The Big Idea
El Salvador | Bukele game plan
Siobhan Morden | May 21, 2021
This document is intended for institutional investors and is not subject to all of the independence and disclosure standards applicable to debt research reports prepared for retail investors.
While El Salvador’s Economy Minister discusses a program with the International Monetary Fund, the congress approves a cooperation agreement with China. There seems to be no coordination. The bottom line is that the political agenda in El Salvador is incompatible with an economic agenda that relies on external credit to finance the budget. China is not a lender of last resort and is not a substitute for the IMF. The rising diplomatic tension between the US and El Salvador increases both the Bukele risk premium and the IMF risk premium and argues for reducing exposure to El Salvador. There is an unstable equilibrium between the political and economic agendas that implies higher policy risk and higher volatility.
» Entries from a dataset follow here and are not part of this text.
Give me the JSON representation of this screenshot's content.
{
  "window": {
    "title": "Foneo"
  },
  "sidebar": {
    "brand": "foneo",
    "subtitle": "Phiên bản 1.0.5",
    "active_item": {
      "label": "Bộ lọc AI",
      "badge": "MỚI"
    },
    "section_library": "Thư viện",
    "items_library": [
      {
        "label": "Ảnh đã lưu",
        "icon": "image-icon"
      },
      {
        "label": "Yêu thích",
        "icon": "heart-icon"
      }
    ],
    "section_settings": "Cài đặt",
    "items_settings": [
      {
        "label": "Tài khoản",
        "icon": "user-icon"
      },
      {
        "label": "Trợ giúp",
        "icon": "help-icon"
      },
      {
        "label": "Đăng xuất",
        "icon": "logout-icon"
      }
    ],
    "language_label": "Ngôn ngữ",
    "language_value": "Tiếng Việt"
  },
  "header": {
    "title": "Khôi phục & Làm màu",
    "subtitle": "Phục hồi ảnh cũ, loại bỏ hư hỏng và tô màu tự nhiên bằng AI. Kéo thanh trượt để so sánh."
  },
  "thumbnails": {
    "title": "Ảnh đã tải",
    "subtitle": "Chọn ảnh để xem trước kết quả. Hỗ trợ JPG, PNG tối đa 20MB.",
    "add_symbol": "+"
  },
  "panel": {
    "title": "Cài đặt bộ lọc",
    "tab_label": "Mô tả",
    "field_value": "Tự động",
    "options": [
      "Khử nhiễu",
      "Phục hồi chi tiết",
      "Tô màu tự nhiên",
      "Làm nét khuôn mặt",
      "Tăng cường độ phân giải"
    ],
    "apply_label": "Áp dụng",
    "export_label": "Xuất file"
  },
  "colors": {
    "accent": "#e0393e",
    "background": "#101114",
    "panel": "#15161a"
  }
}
The headline risk continues with the publicly visible diplomatic tension between El Salvador and the US. El Salvador is trying to formalize an IMF program with necessary support from the US as the largest stakeholder. The access to external credit is critical. Domestic funding markets are saturated, and dollarization limits deficit financing. There are contradictions within the political agenda for the Bukele administration. The pursuit of autocratic control may undermine another equally important part of the political agenda: accessing external credit. El Salvador cannot spend if it cannot borrow, and the Bukele administration cannot govern without a funded budget. The access to external credit typically requires strong democratic institutions.
It almost seems that President Bukele is learning on the job and has not yet reconciled these conflicting objectives. There does not seem to be much if any coordination between Economy Minister Zelaya discussing IMF program specifics like e-commerce taxes and President Bukele tweeting about unconditional China loans, which the markets view as a veiled substitute away from US-sponsored multilateral lending. The diplomatic tension also continues with headlines of a leaked US State Department list of corrupt El Salvadorean officials and consistent criticism from US politicians. There does not yet seem any clear path toward a diplomatic compromise, with the US support a pre-requisite for DC-based multilateral lending.
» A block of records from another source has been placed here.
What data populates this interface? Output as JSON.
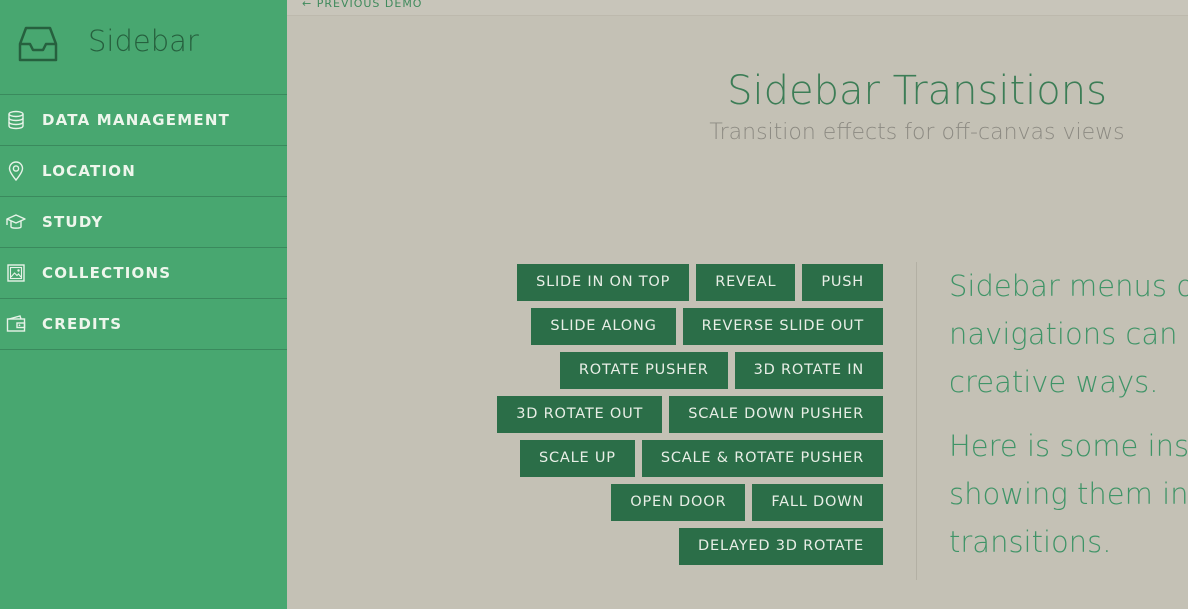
{
  "sidebar": {
    "title": "Sidebar",
    "items": [
      {
        "label": "DATA MANAGEMENT",
        "icon": "database-icon"
      },
      {
        "label": "LOCATION",
        "icon": "location-pin-icon"
      },
      {
        "label": "STUDY",
        "icon": "graduation-cap-icon"
      },
      {
        "label": "COLLECTIONS",
        "icon": "image-icon"
      },
      {
        "label": "CREDITS",
        "icon": "wallet-icon"
      }
    ]
  },
  "topbar": {
    "prev_demo": "← PREVIOUS DEMO"
  },
  "header": {
    "title": "Sidebar Transitions",
    "subtitle": "Transition effects for off-canvas views"
  },
  "buttons": {
    "slide_in_on_top": "SLIDE IN ON TOP",
    "reveal": "REVEAL",
    "push": "PUSH",
    "slide_along": "SLIDE ALONG",
    "reverse_slide_out": "REVERSE SLIDE OUT",
    "rotate_pusher": "ROTATE PUSHER",
    "rotate_in_3d": "3D ROTATE IN",
    "rotate_out_3d": "3D ROTATE OUT",
    "scale_down_pusher": "SCALE DOWN PUSHER",
    "scale_up": "SCALE UP",
    "scale_rotate_pusher": "SCALE & ROTATE PUSHER",
    "open_door": "OPEN DOOR",
    "fall_down": "FALL DOWN",
    "delayed_3d_rotate": "DELAYED 3D ROTATE"
  },
  "info": {
    "paragraph1": "Sidebar menus or\nnavigations can be\ncreative ways.",
    "paragraph2": "Here is some insp\nshowing them in s\ntransitions."
  },
  "colors": {
    "sidebar_bg": "#48a770",
    "main_bg": "#c4c1b5",
    "button_bg": "#2b6e48",
    "accent": "#3c7d56"
  }
}
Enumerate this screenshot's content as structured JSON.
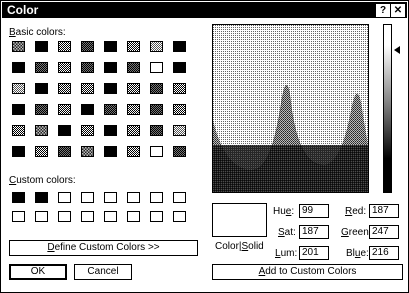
{
  "window": {
    "title": "Color",
    "help_label": "?",
    "close_label": "✕"
  },
  "basic": {
    "label_mnemonic": "B",
    "label_rest": "asic colors:",
    "grid": [
      [
        "d4",
        "black",
        "d1",
        "d2",
        "black",
        "d1",
        "d3",
        "black"
      ],
      [
        "black",
        "d2",
        "d1",
        "d2",
        "black",
        "d2",
        "white",
        "black"
      ],
      [
        "d3",
        "black",
        "d1",
        "d1",
        "black",
        "d1",
        "d2",
        "d1"
      ],
      [
        "black",
        "d2",
        "d1",
        "black",
        "d2",
        "d1",
        "d2",
        "d1"
      ],
      [
        "d1",
        "d4",
        "black",
        "d1",
        "black",
        "d1",
        "d2",
        "d3"
      ],
      [
        "black",
        "d1",
        "d2",
        "d4",
        "black",
        "d1",
        "white",
        "d2"
      ]
    ]
  },
  "custom": {
    "label_mnemonic": "C",
    "label_rest": "ustom colors:",
    "grid": [
      [
        "black",
        "black",
        "white",
        "white",
        "white",
        "white",
        "white",
        "white"
      ],
      [
        "white",
        "white",
        "white",
        "white",
        "white",
        "white",
        "white",
        "white"
      ]
    ]
  },
  "buttons": {
    "define": {
      "mnemonic": "D",
      "rest": "efine Custom Colors >>"
    },
    "ok": "OK",
    "cancel": "Cancel",
    "add": {
      "mnemonic": "A",
      "rest": "dd to Custom Colors"
    }
  },
  "preview": {
    "label_pre": "Color|",
    "mnemonic": "S",
    "label_rest": "olid"
  },
  "fields": {
    "hue": {
      "label_pre": "Hu",
      "mnemonic": "e",
      "label_rest": ":",
      "value": "99"
    },
    "sat": {
      "label_pre": "",
      "mnemonic": "S",
      "label_rest": "at:",
      "value": "187"
    },
    "lum": {
      "label_pre": "",
      "mnemonic": "L",
      "label_rest": "um:",
      "value": "201"
    },
    "red": {
      "label_pre": "",
      "mnemonic": "R",
      "label_rest": "ed:",
      "value": "187"
    },
    "green": {
      "label_pre": "",
      "mnemonic": "G",
      "label_rest": "reen:",
      "value": "247"
    },
    "blue": {
      "label_pre": "Bl",
      "mnemonic": "u",
      "label_rest": "e:",
      "value": "216"
    }
  }
}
There are two possible paths: either the US coordinates diplomatic relations directly with El Salvador or indirectly through the IMF as an enforcement mechanism. If there is no immediate announcement of an already delayed IMF staff level agreement, then this suggests no reconciliation yet on diplomatic relations. The recent noisy headlines are a reminder of the unresolved diplomatic tensions. There is also no clarity on the IMF programs, with the latest delays contradicting comments from the El Salvadorean economic team about a fast-track agreement. The IMF program remains the base case scenario; however, the risks are for protracted delays until there is some workable diplomatic compromise. Perhaps it depends on the budget stress, with the analysis quickly shifting to the 2021 financing program and alternative sources of financing. The newly inaugurated legislature has been quickly approving multilateral loans with $830 million the second week of May and $600 million the third week. Neither the timing nor the terms of these funds are clear, with perhaps $600 million accessible for budget support on the carry-over of previously committed funds from last year and then an estimated $1.1 billion shortfall depending on how quickly other funds are approved, or, more important whether these funds are conditional for an IMF program. The diplomatic tensions have already spilled over to financial markets with higher cost of funding and assumably restricted access to Eurobond markets. The risk of further financial market contagion should eventually prompt a more conciliatory stance, especially after exhausting the pipeline of recently approved multilateral funds.
If we attempt to back out the market probability of an IMF program based on current 8% levels on the ELSAL’50, then it is probably 80%-to-20% on a weighted probability of downside (10% yields) versus upside (7.5% yields). The IMF program remains the base case scenario; however, the risks are for extensive delays until a diplomatic compromise that is either intrinsic (via governance criteria) or extrinsic to the IMF program (via bilateral relations). The risk for bondholders is that markets unwind the IMF optionality on the uncertainty of delays or the persistence of negative headlines. The technicals are also unfavorable for the core long positions unprepared for this new phase of higher political risk. This reaffirms a more cautious view and prior recommendation to downsizing overweight exposure or rotate into Ecuador until there is a more favorable balance of risk and reward or higher conviction for an IMF program under perhaps the catalyst of financial market or budget stress.